Considerando che la Cina nazionalista nel 1937 stava combattendo i giapponesi che ormai da anni volevano impadronirsi dell’intero paese, occupando prima la Manciuria nel 1931, poi il Nord del paese e di nuovo aggredendo il vicino asiatico con una nuova guerra che sarebbe durata fino al 1945, anno del crollo dell’Impero del Sol levante. Mussolini per non complicare infatti i rapporti con gli alleati giapponesi aveva ordinato a una nave che trasportava armi ai nazionalisti cinesi di autoaffondarsi al largo delle coste cinesi.

 

La politica mussoliniana ormai verso i nazionalisti di Chiang Kai-Shek era mutata, poiché per questioni ideologiche si era alleato con un altro potente paese, con cui tre anni dopo siglerà il Patto tripartito o Asse Roma-Berlino e Tokyo. Hitler e Mussolini volevano imporre un nuovo ordine in Europa, idem il Giappone in Asia.

 

 

Riferimenti bibliografici:

 

Gabriele Altana, L’Italia fascista e la Cina: un breve idillio, Aracne edizioni, 2017.

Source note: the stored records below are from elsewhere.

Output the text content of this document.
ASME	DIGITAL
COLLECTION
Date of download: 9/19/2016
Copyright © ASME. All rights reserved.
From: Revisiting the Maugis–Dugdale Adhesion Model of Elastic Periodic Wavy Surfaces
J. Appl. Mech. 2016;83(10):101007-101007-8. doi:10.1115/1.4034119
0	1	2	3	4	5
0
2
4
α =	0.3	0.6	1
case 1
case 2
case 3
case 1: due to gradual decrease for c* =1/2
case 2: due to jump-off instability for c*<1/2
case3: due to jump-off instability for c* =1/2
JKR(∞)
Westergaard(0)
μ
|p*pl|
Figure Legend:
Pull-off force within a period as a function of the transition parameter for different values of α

Orazio Coco, Colonialismo europeo in Estremo Oriente: L’esperienza delle concessioni, introduzione del Prof. Guido Samarani, Edizioni Nuova cultura, Roma 2017.

Vincenzo Moccia, La Cina di Ciano, Edizioni Libreria Universitaria Limena, Padova, 2014.

Mario Filippo Pini, Italia e Cina 60 anni tra passato e futuro, L’Asino d’oro edizioni, Roma 2017.